Watching a person suffer is a very hard thing to do. I have seen people with amazing talent become depressed and turn to the wrong sources in order to deal with their depression whether it be drugs, alcohol, gambling or hanging out with the wrong people. Sometimes, a person just needs to know that people care about them and that a higher power can also help with the situation.
MILITARY AND PTSD
In the latest bit of bad news, I found out that one of my classmates had “hanged” himself. I was very confused as to what had happened. When I asked my friend, he told me that the “Brian” was in the military and had gone through a painful divorce when he had gotten out. In an attempt to understand what happened to the my friend that I had remembered as being happy, I looked up the statistics and was startled to see that people in the military were killing themselves in record numbers. I was astonished to hear that the rate of suicides in military personal was averaging nearly one a day.
Soliders’are human beings and do not need to be treated like robots. Unfortunately many of the soldiers are coming home with medical issues, injuries, and a very high rate of Post Traumatic Stress Disorder. Multiple tours of duty are also a great cause for the PTSD along with the fact that our soldiers are in a constant state of awareness and have their lives on the line constantly. When the soldiers are coming home, they are faced with a high rate of unemployment, foreclosures, family issues, and great financial burdens.
BE A FRIEND AND SHOW PEOPLE YOU CARE
My biggest regret with all of the people involved is that they were not able to get the help that they needed or perhaps they felt hopeless. Sometimes, all someone needs is to feel that someone cares. I remember the time that my neighbor was suffering from a deep depression.
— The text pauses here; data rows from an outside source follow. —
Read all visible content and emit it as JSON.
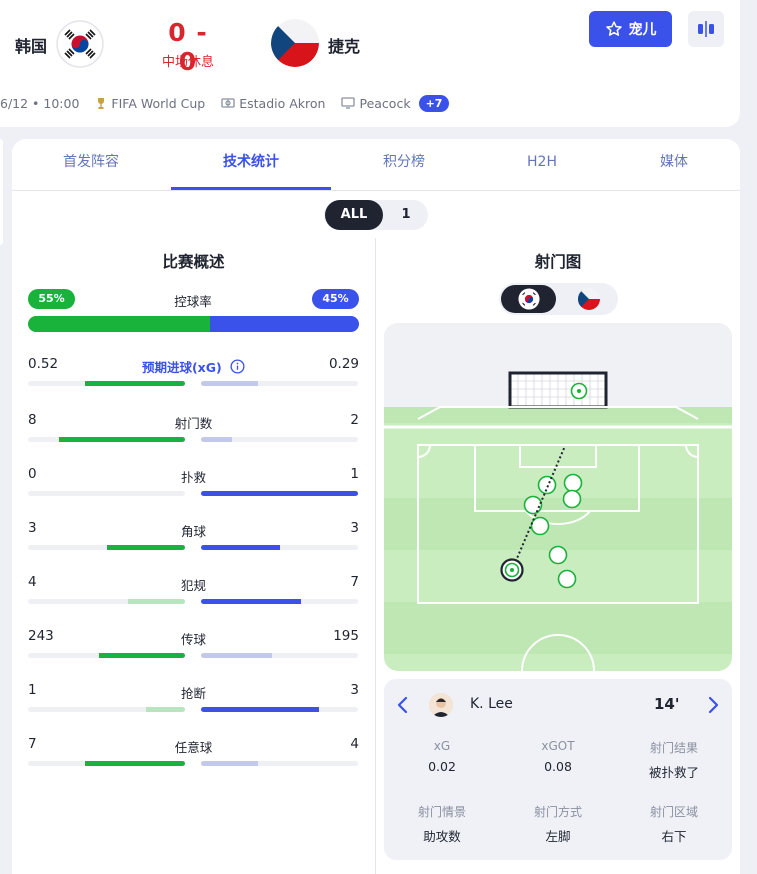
{
  "match": {
    "home": {
      "name": "韩国"
    },
    "away": {
      "name": "捷克"
    },
    "score": "0 - 0",
    "status": "中场休息",
    "favorite_label": "宠儿",
    "meta": {
      "datetime": "6/12 • 10:00",
      "competition": "FIFA World Cup",
      "venue": "Estadio Akron",
      "broadcaster": "Peacock",
      "more_badge": "+7"
    }
  },
  "tabs": [
    {
      "label": "首发阵容",
      "active": false
    },
    {
      "label": "技术统计",
      "active": true
    },
    {
      "label": "积分榜",
      "active": false
    },
    {
      "label": "H2H",
      "active": false
    },
    {
      "label": "媒体",
      "active": false
    }
  ],
  "period_toggle": {
    "all": "ALL",
    "first": "1",
    "selected": "ALL"
  },
  "overview": {
    "title": "比赛概述",
    "possession": {
      "label": "控球率",
      "home": "55%",
      "away": "45%",
      "home_value": 55,
      "away_value": 45
    },
    "stats": [
      {
        "label": "预期进球(xG)",
        "home": "0.52",
        "away": "0.29",
        "home_frac": 0.64,
        "away_frac": 0.36,
        "link": true
      },
      {
        "label": "射门数",
        "home": "8",
        "away": "2",
        "home_frac": 0.8,
        "away_frac": 0.2
      },
      {
        "label": "扑救",
        "home": "0",
        "away": "1",
        "home_frac": 0.0,
        "away_frac": 1.0
      },
      {
        "label": "角球",
        "home": "3",
        "away": "3",
        "home_frac": 0.5,
        "away_frac": 0.5
      },
      {
        "label": "犯规",
        "home": "4",
        "away": "7",
        "home_frac": 0.36,
        "away_frac": 0.64
      },
      {
        "label": "传球",
        "home": "243",
        "away": "195",
        "home_frac": 0.55,
        "away_frac": 0.45
      },
      {
        "label": "抢断",
        "home": "1",
        "away": "3",
        "home_frac": 0.25,
        "away_frac": 0.75
      },
      {
        "label": "任意球",
        "home": "7",
        "away": "4",
        "home_frac": 0.64,
        "away_frac": 0.36
      }
    ]
  },
  "shot_map": {
    "title": "射门图",
    "selected_team": "home"
  },
  "shot_detail": {
    "player": "K. Lee",
    "minute": "14'",
    "items": [
      {
        "label": "xG",
        "value": "0.02"
      },
      {
        "label": "xGOT",
        "value": "0.08"
      },
      {
        "label": "射门结果",
        "value": "被扑救了"
      },
      {
        "label": "射门情景",
        "value": "助攻数"
      },
      {
        "label": "射门方式",
        "value": "左脚"
      },
      {
        "label": "射门区域",
        "value": "右下"
      }
    ]
  },
  "colors": {
    "home": "#19b23a",
    "away": "#3a52ea",
    "home_light": "#b8e4bf",
    "away_light": "#c3c9e8",
    "accent": "#3a52ea",
    "score": "#d7262e"
  }
}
The neighbor was a Vietnam Veteran and had some issues with Post Traumatic Stress Disorder and Depression. Creampuff has a sixth sense and knows when people are suffering.
My neighbor Tom was having a very tough time and was self medicating to the point that he was passing out and hit his head in his apartment. Creampuff went to the rescue and sensed the neighbor’s grief. Creampuff scratched at the door to be let out and ran down to check on the neighbor. Tom and Creampuff formed a very strong bond to the point that he would ask to babysit Creampuff. The cat that had been on death row at the animal shelter and was a rescue pet formed a very strong bond with the Vietnam Vet to the point that they would be drawn to each other and beg to hang out together.
I remember seeing the neighbor Tom and checking up on him. As he was driving, I noticed him wearing a rubber bracelet that the VA had given him. The bracelet had the phone number for a suicide hotline for veterans. To this day, I think Creampuff helped Tom through some tough times. I guess that the moral of the story could be that if a little fluffy cat can help save the life of a former Marine, we as people should be able to reach out to each other and help each other in times of need. When a person tries to tell you that he or she is hurting, please listen and take is seriously, if not, it could be the last time you may see that person and you may always wonder what if someone just could have talked to them. Please don’t wait until it is too late!
FOR MORE INFORMATION HERE ARE THE NUMBERS FOR THE SUICIDE HOTLINES:
VETERANS: (800) 273-8255
REGULAR: (800) 273-8255 TALK or (800) SUICIDE OR (800) 784-2433
THERE ALSO OTHER RESOURCES SUCH AS PRAYER LINES, ETC.